Instructions for updating:
non-resource variables are not supported in the long term
Traceback (most recent call last):
File "index_embeddings.py", line 51, in
sys.exit(index_embeddings(args))
File "index_embeddings.py", line 16, in index_embeddings
with open(unique_strings_path) as f:
FileNotFoundError: [Errno 2] No such file or directory: 'data/CMDC/all_lines_50.txt.embedded.pkl_unique_strings.csv'
2021-03-10 19:47:06.944403: W tensorflow/stream_executor/platform/default/dso_loader.cc:60] Could not load dynamic library 'libcudart.so.11.0'; dlerror: libcudart.so.11.0: cannot open shared object file: No such file or directory
2021-03-10 19:47:06.944572: I tensorflow/stream_executor/cuda/cudart_stub.cc:29] Ignore above cudart dlerror if you do not have a GPU set up on your machine.
WARNING:tensorflow:From /home/peter/jann/venv/lib/python3.8/site-packages/tensorflow/python/compat/v2_compat.py:96: disable_resource_variables (from tensorflow.python.ops.variable_scope) is deprecated and will be removed in a future version.
Instructions for updating:
non-resource variables are not supported in the long term
INFO:tensorflow:Loading unique strings.
Traceback (most recent call last):
File "interact_with_model.py", line 66, in
sys.exit(interact_with_model(args))
File "interact_with_model.py", line 17, in interact_with_model
with open(unique_strings_path) as f:
FileNotFoundError: [Errno 2] No such file or directory: 'data/CMDC/all_lines_50.txt.embedded.pkl_unique_strings.csv'

Looks like the:
python process_cornell_data.py --infile_path=${INFILEPATH} --outfile=${INFILE} --num_lines=${NUMLINES} --verbose
is getting killed for some reason and so the first file is not created.
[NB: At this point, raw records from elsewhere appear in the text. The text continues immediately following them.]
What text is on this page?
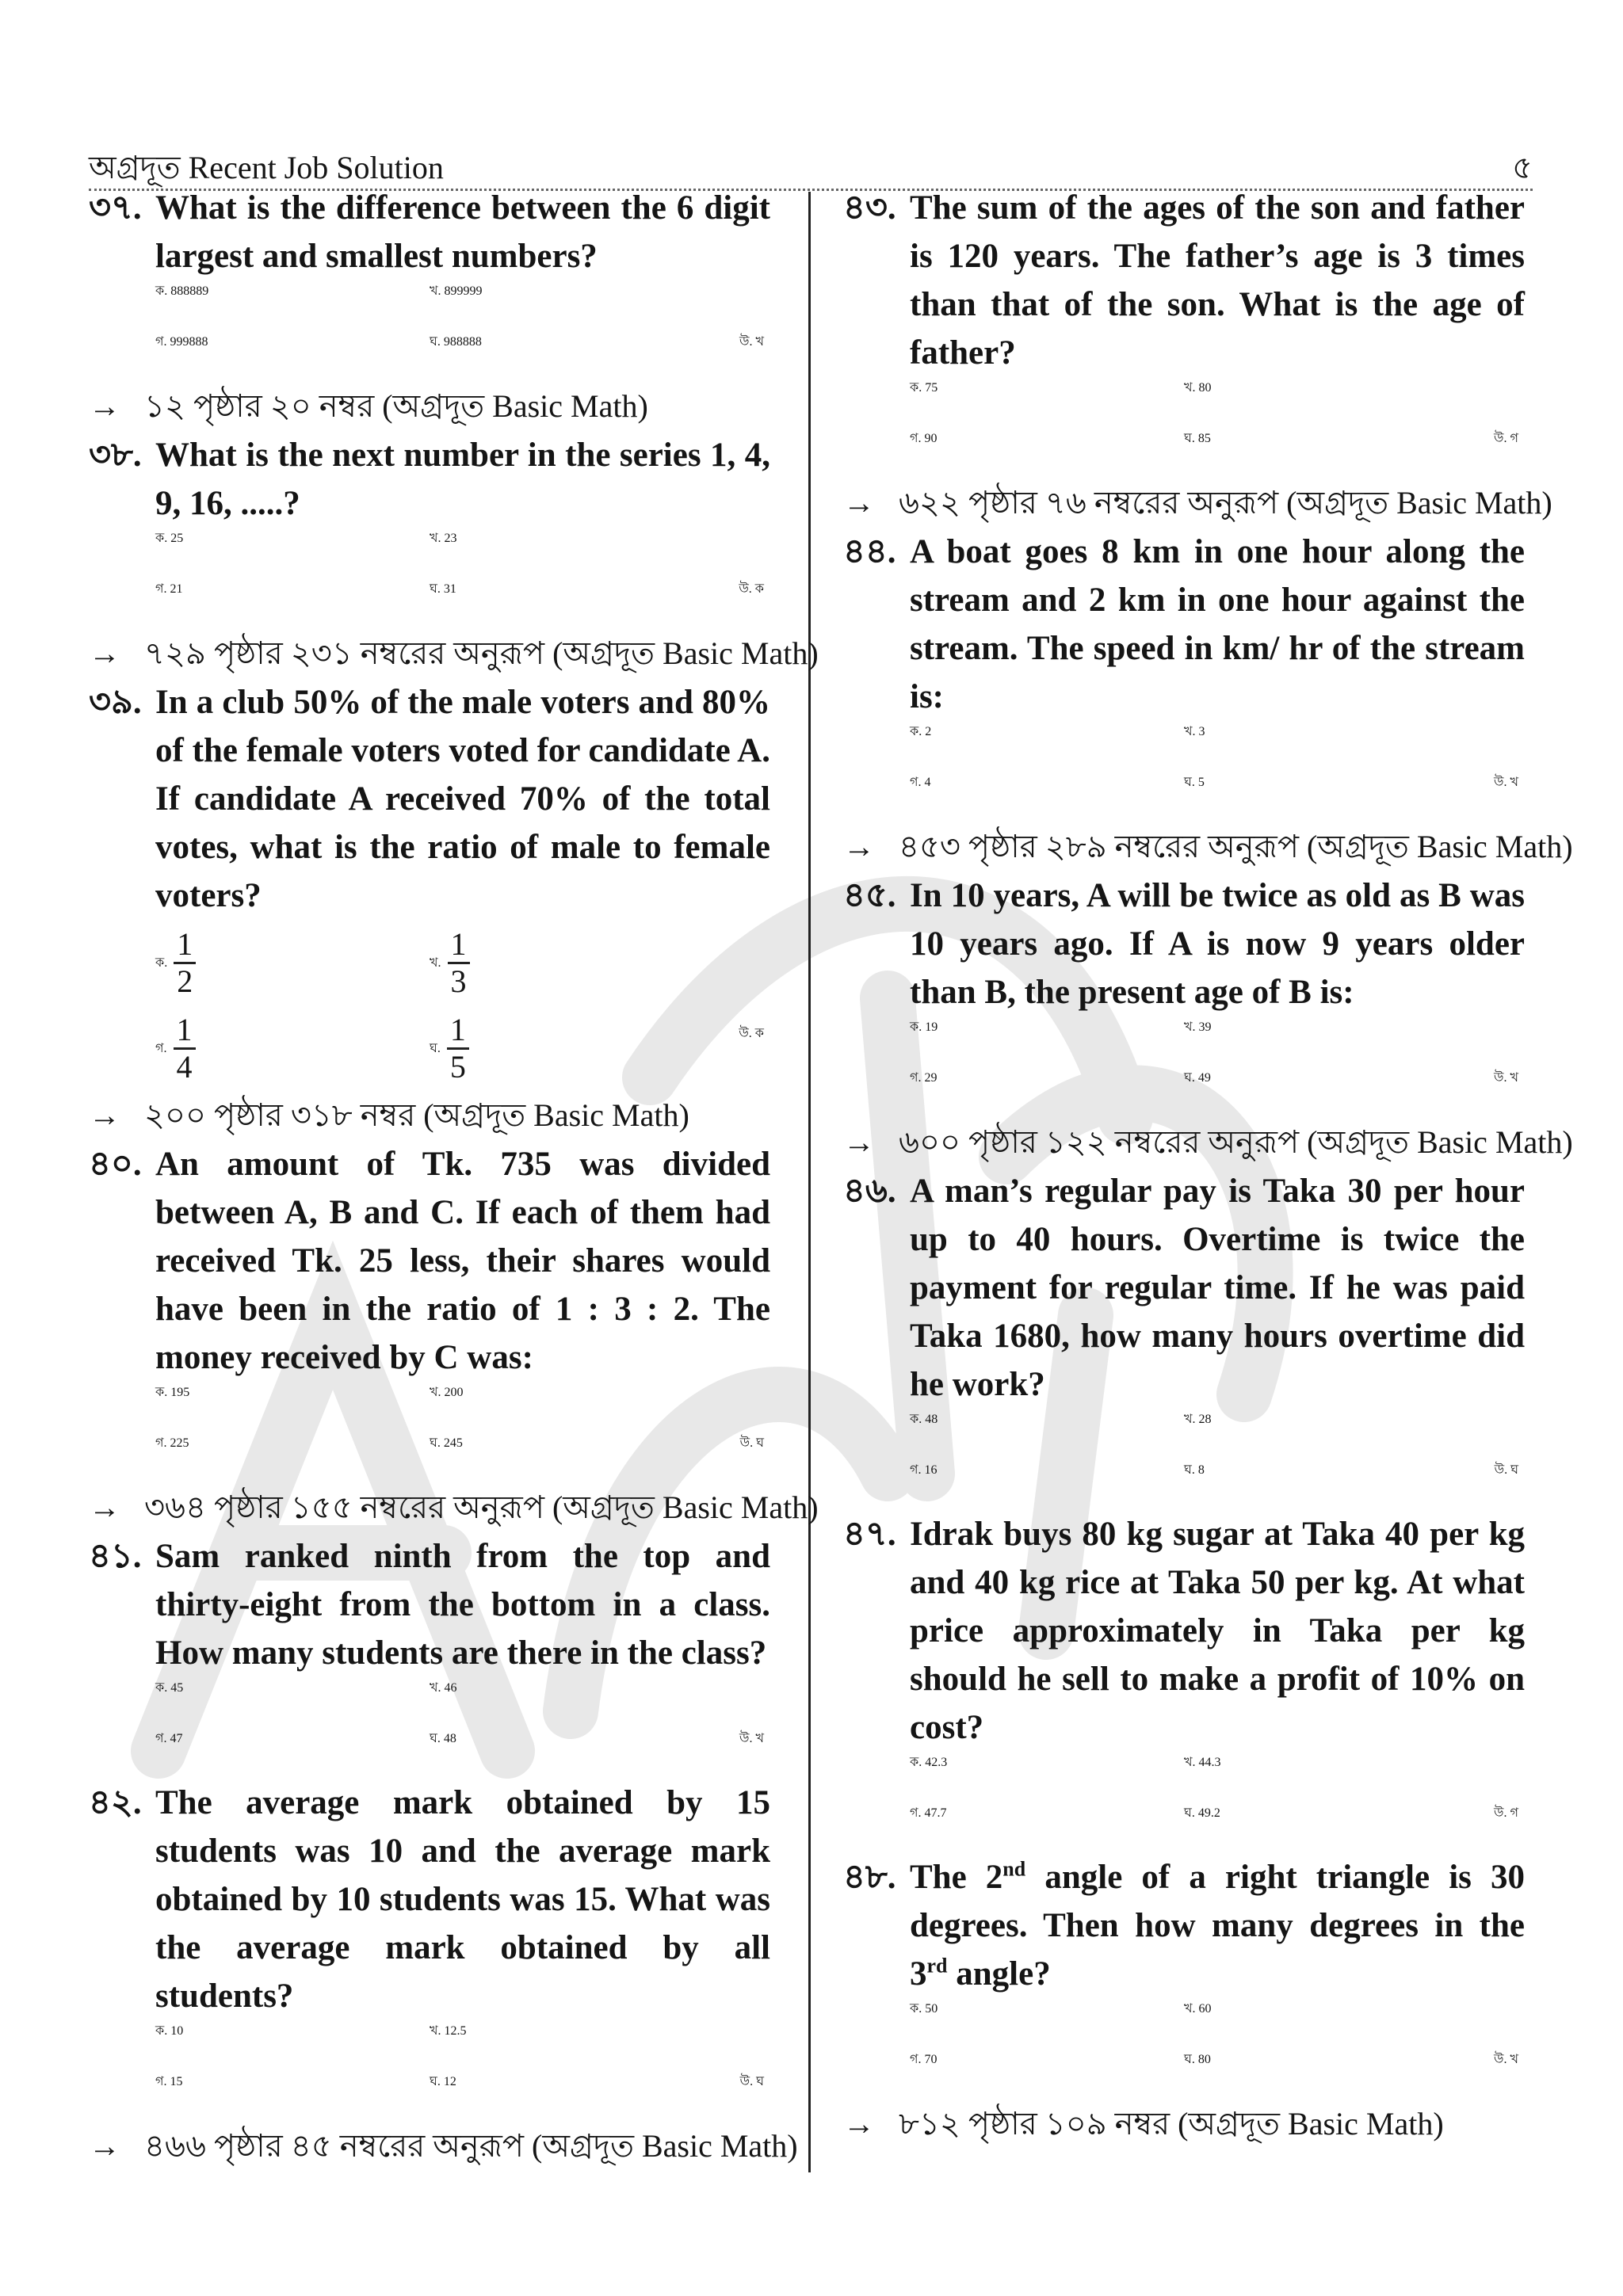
অগ্রদূত Recent Job Solution	৫
৩৭. What is the difference between the 6 digit largest and smallest numbers?
ক. 888889	খ. 899999
গ. 999888	ঘ. 988888	উ. খ
→ ১২ পৃষ্ঠার ২০ নম্বর (অগ্রদূত Basic Math)
৩৮. What is the next number in the series 1, 4, 9, 16, .....?
ক. 25	খ. 23
গ. 21	ঘ. 31	উ. ক
→ ৭২৯ পৃষ্ঠার ২৩১ নম্বরের অনুরূপ (অগ্রদূত Basic Math)
৩৯. In a club 50% of the male voters and 80% of the female voters voted for candidate A. If candidate A received 70% of the total votes, what is the ratio of male to female voters?
ক. $\frac{1}{2}$	খ. $\frac{1}{3}$
গ. $\frac{1}{4}$	ঘ. $\frac{1}{5}$	উ. ক
→ ২০০ পৃষ্ঠার ৩১৮ নম্বর (অগ্রদূত Basic Math)
৪০. An amount of Tk. 735 was divided between A, B and C. If each of them had received Tk. 25 less, their shares would have been in the ratio of 1 : 3 : 2. The money received by C was:
ক. 195	খ. 200
গ. 225	ঘ. 245	উ. ঘ
→ ৩৬৪ পৃষ্ঠার ১৫৫ নম্বরের অনুরূপ (অগ্রদূত Basic Math)
৪১. Sam ranked ninth from the top and thirty-eight from the bottom in a class. How many students are there in the class?
ক. 45	খ. 46
গ. 47	ঘ. 48	উ. খ
৪২. The average mark obtained by 15 students was 10 and the average mark obtained by 10 students was 15. What was the average mark obtained by all students?
ক. 10	খ. 12.5
গ. 15	ঘ. 12	উ. ঘ
→ ৪৬৬ পৃষ্ঠার ৪৫ নম্বরের অনুরূপ (অগ্রদূত Basic Math)
৪৩. The sum of the ages of the son and father is 120 years. The father’s age is 3 times than that of the son. What is the age of father?
ক. 75	খ. 80
গ. 90	ঘ. 85	উ. গ
→ ৬২২ পৃষ্ঠার ৭৬ নম্বরের অনুরূপ (অগ্রদূত Basic Math)
৪৪. A boat goes 8 km in one hour along the stream and 2 km in one hour against the stream. The speed in km/ hr of the stream is:
ক. 2	খ. 3
গ. 4	ঘ. 5	উ. খ
→ ৪৫৩ পৃষ্ঠার ২৮৯ নম্বরের অনুরূপ (অগ্রদূত Basic Math)
৪৫. In 10 years, A will be twice as old as B was 10 years ago. If A is now 9 years older than B, the present age of B is:
ক. 19	খ. 39
গ. 29	ঘ. 49	উ. খ
→ ৬০০ পৃষ্ঠার ১২২ নম্বরের অনুরূপ (অগ্রদূত Basic Math)
৪৬. A man’s regular pay is Taka 30 per hour up to 40 hours. Overtime is twice the payment for regular time. If he was paid Taka 1680, how many hours overtime did he work?
ক. 48	খ. 28
গ. 16	ঘ. 8	উ. ঘ
৪৭. Idrak buys 80 kg sugar at Taka 40 per kg and 40 kg rice at Taka 50 per kg. At what price approximately in Taka per kg should he sell to make a profit of 10% on cost?
ক. 42.3	খ. 44.3
গ. 47.7	ঘ. 49.2	উ. গ
৪৮. The 2nd angle of a right triangle is 30 degrees. Then how many degrees in the 3rd angle?
ক. 50	খ. 60
গ. 70	ঘ. 80	উ. খ
→ ৮১২ পৃষ্ঠার ১০৯ নম্বর (অগ্রদূত Basic Math)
A bit of printing adding to the script suggests that this line is likely the issue:
for item in np.random.choice(lines, args.num_lines, replace=False):

commented

Hi @binraker -- thank you for reporting this, and I appreciate your patience as I circle back.

Were you able to get this running on your end, there have been a few code changes, and I have not been able to reproduce your error flow.

commented

Closing for now, feel free to re-open if this is still an issue.